// Comparison
Cyberstructure vs Hacking: The Art of Exploitation: Which Should You Read?
Two cybersecurity books on Networking, compared honestly: who each is for, what each does best, and which to read first.
An engineer's lucid account of how the Internet actually works — and why its technical architecture is a political space that shapes human rights — by a DNS specialist at AFNIC.
A from-first-principles tour of low-level exploitation that still teaches the mindset two decades later.
Read this if
Skip this if
Key takeaways
- Rare book that explains Internet infrastructure precisely and draws out its political consequences without hand-waving on either side.
- Bortzmeyer is a working DNS/networks engineer, so the technical descriptions are accurate, not journalistic approximations.
- Reframes privacy and freedom as design choices baked into protocols — essential context for anyone in security or policy.

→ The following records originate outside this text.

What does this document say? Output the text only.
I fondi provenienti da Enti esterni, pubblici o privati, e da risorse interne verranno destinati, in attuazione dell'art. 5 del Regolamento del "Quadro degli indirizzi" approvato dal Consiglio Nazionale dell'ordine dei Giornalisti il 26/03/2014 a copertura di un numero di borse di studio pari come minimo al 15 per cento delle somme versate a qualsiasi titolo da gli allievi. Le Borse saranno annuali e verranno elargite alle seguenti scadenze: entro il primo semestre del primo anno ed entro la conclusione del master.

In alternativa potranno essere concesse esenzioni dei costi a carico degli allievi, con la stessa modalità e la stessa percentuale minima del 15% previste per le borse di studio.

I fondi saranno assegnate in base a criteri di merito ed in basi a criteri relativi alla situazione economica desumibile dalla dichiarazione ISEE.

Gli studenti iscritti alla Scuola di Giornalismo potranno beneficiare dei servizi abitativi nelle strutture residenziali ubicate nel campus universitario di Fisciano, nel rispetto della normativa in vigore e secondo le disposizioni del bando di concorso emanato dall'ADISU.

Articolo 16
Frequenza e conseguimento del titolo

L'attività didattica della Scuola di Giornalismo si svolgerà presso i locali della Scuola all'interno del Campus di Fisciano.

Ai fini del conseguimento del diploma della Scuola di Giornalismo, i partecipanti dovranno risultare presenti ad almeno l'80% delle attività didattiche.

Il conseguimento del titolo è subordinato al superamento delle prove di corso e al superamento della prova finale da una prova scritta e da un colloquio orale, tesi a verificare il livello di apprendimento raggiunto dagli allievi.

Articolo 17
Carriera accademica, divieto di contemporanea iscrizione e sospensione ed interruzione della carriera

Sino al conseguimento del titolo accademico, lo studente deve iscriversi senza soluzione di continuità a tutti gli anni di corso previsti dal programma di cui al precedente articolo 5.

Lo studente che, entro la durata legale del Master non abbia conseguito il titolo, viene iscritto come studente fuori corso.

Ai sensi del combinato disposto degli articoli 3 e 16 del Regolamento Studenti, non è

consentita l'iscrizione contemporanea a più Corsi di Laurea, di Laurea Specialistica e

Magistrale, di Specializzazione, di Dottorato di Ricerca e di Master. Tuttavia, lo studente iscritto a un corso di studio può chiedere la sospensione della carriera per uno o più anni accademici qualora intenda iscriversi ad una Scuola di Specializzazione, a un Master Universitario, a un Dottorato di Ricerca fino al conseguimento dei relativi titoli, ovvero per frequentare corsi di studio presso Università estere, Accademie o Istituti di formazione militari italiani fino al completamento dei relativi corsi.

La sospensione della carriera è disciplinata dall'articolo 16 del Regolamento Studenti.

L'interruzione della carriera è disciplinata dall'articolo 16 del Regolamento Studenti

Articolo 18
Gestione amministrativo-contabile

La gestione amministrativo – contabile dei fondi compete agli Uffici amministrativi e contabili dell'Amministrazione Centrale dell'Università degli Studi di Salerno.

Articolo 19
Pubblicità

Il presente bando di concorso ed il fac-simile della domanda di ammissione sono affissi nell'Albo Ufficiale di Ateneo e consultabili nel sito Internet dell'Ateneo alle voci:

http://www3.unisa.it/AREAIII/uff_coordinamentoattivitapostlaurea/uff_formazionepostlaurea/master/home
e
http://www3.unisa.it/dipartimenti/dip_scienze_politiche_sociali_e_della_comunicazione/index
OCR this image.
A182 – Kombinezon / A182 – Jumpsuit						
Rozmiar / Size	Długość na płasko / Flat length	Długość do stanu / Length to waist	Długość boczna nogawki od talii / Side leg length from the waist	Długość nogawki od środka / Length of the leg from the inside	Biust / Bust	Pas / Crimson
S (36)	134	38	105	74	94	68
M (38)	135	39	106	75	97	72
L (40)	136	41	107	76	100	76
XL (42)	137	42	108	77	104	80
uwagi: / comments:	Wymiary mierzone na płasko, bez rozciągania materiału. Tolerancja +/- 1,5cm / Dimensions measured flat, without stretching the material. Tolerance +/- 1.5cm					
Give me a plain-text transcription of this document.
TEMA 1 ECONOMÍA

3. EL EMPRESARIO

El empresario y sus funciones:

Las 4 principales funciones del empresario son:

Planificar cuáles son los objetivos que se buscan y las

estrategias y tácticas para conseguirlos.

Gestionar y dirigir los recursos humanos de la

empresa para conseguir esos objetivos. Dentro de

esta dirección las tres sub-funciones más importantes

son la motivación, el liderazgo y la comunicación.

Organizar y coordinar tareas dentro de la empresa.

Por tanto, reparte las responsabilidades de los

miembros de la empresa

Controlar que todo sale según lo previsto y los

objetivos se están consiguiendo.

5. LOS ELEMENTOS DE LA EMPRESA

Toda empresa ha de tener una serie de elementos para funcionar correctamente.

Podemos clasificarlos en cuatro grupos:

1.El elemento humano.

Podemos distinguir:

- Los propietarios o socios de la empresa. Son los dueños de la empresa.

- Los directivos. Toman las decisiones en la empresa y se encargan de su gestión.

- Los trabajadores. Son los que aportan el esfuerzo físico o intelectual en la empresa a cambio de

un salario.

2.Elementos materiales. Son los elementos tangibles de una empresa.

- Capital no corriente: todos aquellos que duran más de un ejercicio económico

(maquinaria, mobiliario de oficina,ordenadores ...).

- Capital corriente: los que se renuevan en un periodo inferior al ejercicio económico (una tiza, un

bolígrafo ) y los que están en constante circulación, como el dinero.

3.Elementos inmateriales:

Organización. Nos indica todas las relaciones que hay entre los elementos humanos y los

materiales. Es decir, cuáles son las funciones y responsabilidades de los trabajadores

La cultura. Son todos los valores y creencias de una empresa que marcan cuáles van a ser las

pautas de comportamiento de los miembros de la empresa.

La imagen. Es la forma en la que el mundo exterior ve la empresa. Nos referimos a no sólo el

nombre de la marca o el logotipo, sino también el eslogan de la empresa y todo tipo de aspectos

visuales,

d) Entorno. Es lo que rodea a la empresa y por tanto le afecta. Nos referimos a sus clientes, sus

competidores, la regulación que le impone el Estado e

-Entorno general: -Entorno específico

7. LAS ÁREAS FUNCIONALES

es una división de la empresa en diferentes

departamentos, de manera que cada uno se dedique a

- Exploitation is a way of seeing programs, not a list of techniques.
- Memory corruption is best learned with a debugger open beside the book.
- The first half on C/assembly is worth the price even if you skip the exploits.
How they compare
We rate Hacking: The Art of Exploitation higher (5/5 against 4/5 for Cyberstructure). For most readers, that means Hacking: The Art of Exploitation is the primary pick and Cyberstructure is a useful follow-up.
Both books target intermediate-level readers, so the choice is about topic, not difficulty.
Cyberstructure and Hacking: The Art of Exploitation both cover Networking, so reading them in sequence reinforces the same material from different angles.